At some point in the timeline of the new Syfy series “Krypton,” the planet is going to explode and pretty much everybody is going to die.

Nonspoiler alert!

C’mon, who doesn’t know Superman’s backstory? You don’t have to be a comic-book geek to know that Kal-El/Clark Kent escaped Krypton just before that planet exploded, came to Earth and became a beacon of truth, justice and the American way.

Heck, you know that even if you’ve never opened the pages of a comic book.

“Krypton” is a prequel to all that, set 200 years before the planet exploded and centering on Superman’s grandfather Seg El (Cameron Cuffe).

ON TV • Krypton” debuts Wednesday, March 21, on Syfy — 8 p.m. on DirecTV and Dish; 11 p.m. on Comcast.

To be honest, Superman has never been my favorite superhero. I know people who violently disagree with me, but I find him … kind of boring.

He has a spectacular origin story. But a guy who’s invulnerable kind of kills the drama, leaving the writers to cook up plots that involve Kryptonite.

Zzzzzzzz …

But in “Krypton,” everybody is on a planet circling a red sun and nobody has superpowers.

It’s two centuries ago, and Krypton is grim, totalitarian and sectarian. The El family is ostracized. Seg-El meets time-traveling Adam Strange (Shaun Sipos), who tells him he must make sure that his grandson, Kal-El/Clark Kent/Superman, is born. Does he save Krypton or let it be destroyed to save his future grandson?

Seg-El loves Lyta Zod (Georgina Campbell) — the grandmother of General Zod. And Brainiac (Blake Ritson) plays into all of this.

We’re assured the outcome is not a foregone conclusion because of the time-travel element.

What that means is that the ending of our show history could be changed,” said executive producer David S. Goyer, “and what happens in this show could be very different than the sort of backstory that most people know.”

That’s cryptic. And it’s still hard to believe that they’re going to end up someplace where Superman doesn’t end up on Earth.

The first five episodes are grim, dark, great to look at and not overly engaging. It’s not a bad show, but “Krypton” doesn’t exactly blow us away.

The plan is to broaden the series. Eventually.

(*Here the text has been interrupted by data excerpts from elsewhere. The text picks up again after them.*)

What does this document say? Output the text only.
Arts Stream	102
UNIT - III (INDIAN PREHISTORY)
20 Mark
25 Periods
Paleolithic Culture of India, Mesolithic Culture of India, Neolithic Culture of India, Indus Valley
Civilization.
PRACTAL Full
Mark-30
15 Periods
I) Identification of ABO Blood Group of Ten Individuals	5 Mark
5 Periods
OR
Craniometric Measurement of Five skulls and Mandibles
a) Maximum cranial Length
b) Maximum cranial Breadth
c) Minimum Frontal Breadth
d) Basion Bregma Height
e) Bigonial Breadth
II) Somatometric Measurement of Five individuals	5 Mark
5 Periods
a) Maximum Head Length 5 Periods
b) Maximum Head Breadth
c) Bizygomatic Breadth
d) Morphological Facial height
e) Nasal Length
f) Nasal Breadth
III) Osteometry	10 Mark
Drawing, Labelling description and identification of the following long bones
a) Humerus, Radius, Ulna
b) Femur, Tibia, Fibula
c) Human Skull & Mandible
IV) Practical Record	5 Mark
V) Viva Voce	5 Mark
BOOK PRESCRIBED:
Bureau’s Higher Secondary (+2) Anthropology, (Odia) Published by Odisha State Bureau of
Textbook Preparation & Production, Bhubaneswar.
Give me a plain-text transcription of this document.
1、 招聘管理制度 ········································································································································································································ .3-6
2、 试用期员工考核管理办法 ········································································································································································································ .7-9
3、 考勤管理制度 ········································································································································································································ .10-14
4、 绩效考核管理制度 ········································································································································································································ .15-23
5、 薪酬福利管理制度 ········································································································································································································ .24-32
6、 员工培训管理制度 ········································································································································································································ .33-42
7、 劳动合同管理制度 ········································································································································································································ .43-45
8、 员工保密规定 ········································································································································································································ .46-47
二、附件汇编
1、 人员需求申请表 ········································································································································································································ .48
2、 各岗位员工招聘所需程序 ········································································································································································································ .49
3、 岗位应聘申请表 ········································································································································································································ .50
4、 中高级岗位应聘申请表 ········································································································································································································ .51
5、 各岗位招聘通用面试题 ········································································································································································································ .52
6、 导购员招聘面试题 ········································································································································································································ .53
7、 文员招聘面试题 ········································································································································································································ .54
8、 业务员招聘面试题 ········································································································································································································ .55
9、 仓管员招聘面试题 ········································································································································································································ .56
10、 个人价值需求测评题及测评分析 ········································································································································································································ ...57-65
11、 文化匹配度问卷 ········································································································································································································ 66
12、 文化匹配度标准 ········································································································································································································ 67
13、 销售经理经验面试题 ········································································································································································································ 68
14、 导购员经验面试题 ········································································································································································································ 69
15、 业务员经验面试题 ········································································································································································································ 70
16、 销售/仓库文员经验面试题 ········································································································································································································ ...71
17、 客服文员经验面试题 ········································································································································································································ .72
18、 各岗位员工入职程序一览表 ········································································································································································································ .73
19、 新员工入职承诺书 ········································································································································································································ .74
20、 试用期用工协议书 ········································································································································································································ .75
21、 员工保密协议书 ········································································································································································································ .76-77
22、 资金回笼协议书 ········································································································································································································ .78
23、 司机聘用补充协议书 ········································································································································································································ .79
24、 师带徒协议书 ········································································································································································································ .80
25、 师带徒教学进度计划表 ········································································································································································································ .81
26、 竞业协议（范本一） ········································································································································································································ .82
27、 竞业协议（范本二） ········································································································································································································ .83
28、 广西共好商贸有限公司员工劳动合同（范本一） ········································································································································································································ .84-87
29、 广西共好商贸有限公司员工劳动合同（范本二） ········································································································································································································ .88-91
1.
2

Goyer said that the inclusion of Adam Strange “should tip you off that it’s not just going to be set on Krypton.”

(If you’re a comic-book geek, that is.)

He envisions the show as “kind of a gateway into the DC science-fiction universe. ... The Phantom Zone figures into this show, which means we can definitely go into other times and other planets eventually.”

If the show continues past its initial 10 episodes, that is.